Beitragvon hmpf » Fr 29. Aug 2025, 11:34

Rudi Knoth hat geschrieben:...
Da verstehen Sie mich eindeutig falsch. Heute um 10:47 habe ich geschrieben:
Rudi Knoth hat geschrieben:Natürlich kann man davon ausgehen, daß der Antrieb dieses Geschehens die Strahlung der Treibhausgase ins Weltall als Wärmesenke ist. Trotzdem spielt die adiabatische Temperaturänderung durch Ausdehnung und Komprimierung eine Rolle.

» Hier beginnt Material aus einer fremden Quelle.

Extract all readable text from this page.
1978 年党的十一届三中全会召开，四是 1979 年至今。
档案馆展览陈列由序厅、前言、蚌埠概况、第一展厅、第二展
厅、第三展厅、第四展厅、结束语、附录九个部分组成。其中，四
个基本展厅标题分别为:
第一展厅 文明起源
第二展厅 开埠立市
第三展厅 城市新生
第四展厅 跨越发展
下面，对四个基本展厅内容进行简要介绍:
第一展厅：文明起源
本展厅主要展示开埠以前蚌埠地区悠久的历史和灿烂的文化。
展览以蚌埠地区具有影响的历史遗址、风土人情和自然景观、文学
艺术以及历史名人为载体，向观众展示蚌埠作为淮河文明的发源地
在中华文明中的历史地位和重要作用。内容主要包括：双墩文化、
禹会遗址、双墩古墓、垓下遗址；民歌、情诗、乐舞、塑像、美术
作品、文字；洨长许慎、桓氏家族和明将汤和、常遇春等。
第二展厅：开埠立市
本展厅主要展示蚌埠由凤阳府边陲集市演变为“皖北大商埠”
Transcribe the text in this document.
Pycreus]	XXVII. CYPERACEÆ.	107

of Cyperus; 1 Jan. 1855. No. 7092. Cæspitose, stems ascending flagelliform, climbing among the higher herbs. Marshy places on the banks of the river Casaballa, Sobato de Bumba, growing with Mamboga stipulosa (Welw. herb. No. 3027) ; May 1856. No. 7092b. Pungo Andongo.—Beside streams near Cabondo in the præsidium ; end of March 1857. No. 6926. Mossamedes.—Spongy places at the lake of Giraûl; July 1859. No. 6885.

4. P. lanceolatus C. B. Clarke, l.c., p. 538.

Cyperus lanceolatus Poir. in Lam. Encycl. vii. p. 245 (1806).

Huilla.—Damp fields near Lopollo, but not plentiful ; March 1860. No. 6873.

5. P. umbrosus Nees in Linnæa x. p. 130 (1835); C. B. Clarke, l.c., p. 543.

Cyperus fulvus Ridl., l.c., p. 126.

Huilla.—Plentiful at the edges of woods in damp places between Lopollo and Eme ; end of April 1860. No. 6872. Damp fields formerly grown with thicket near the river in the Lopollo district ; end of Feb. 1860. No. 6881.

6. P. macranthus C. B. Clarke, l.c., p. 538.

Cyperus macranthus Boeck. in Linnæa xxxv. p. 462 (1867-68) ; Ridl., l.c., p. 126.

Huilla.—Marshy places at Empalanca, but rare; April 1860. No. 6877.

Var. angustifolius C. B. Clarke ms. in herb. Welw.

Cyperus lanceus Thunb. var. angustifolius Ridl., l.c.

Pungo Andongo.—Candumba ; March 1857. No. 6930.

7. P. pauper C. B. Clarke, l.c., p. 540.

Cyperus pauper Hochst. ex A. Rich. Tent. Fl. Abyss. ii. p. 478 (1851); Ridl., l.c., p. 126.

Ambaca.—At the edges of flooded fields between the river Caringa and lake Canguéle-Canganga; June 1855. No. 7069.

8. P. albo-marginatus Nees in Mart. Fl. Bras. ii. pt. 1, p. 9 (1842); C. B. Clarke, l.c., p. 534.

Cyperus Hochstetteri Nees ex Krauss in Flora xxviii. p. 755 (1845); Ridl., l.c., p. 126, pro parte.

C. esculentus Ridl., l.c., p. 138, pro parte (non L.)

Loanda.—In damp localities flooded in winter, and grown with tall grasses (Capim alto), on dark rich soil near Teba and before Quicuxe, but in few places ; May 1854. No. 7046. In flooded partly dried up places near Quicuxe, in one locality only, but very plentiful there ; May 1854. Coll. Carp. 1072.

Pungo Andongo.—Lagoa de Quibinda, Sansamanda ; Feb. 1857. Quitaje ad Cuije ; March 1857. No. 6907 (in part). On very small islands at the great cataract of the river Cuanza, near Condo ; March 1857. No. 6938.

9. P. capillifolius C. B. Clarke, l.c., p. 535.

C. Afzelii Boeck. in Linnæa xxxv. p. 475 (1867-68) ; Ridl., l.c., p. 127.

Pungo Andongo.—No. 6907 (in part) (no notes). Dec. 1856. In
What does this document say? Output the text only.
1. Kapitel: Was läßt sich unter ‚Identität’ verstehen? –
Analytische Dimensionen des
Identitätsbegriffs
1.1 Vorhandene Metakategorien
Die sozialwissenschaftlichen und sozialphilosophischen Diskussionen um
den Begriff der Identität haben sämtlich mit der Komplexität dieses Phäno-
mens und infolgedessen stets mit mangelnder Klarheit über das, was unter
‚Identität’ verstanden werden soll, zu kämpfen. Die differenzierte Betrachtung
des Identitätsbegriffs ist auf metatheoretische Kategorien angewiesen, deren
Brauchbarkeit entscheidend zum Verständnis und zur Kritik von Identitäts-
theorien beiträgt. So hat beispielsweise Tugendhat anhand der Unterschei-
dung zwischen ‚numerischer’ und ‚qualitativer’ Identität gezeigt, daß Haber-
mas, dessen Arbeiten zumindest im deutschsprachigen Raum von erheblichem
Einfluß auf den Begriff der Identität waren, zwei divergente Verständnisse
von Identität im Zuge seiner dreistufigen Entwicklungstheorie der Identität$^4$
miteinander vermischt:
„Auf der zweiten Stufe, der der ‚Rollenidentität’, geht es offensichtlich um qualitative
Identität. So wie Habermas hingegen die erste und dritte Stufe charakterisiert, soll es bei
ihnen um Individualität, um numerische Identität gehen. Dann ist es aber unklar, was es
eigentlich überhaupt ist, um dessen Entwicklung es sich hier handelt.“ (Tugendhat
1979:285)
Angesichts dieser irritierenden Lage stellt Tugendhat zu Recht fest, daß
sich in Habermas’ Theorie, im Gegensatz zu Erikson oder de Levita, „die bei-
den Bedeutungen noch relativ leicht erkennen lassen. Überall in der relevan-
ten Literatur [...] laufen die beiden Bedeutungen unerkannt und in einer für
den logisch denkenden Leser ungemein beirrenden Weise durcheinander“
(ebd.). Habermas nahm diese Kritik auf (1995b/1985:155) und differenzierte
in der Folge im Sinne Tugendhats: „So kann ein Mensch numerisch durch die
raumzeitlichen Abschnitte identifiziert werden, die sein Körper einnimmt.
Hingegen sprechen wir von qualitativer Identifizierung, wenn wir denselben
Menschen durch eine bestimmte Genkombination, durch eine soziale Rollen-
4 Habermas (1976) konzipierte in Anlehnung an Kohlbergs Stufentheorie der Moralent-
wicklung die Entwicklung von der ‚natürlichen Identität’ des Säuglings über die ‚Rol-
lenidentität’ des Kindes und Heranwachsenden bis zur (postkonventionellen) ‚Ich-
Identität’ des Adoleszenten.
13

Also Sie verstehen meine Texte nicht ganz richtig. ...

Das ist schon richtig. Kompression und Expansion finden in der Atmosphäre statt, sie sind aber nicht die
Ursache für Temperaturdifferenzen.
Es ist genau umgekehrt. Luftbewegungen – durchaus mit Druck- und Volumenänderungen – werden durch
Temperaturdifferenzen erzeugt.
Zur Erzeugung von Temperaturdifferenzen benötigt es allerdings sowohl Wärmequellen wie auch Wärmesenken.
Fehlt eines von beiden, gleicht jedes Molekül in einem Volumen seine eigene Temperatur der Temperatur der Wärmequelle exakt an.
Wenn das Molekül selbst wärmer als die Wärmesenke war, gleicht es seine Temperatur der Wärmesenke exakt an.
Ist daran etwas schwer zu verstehen?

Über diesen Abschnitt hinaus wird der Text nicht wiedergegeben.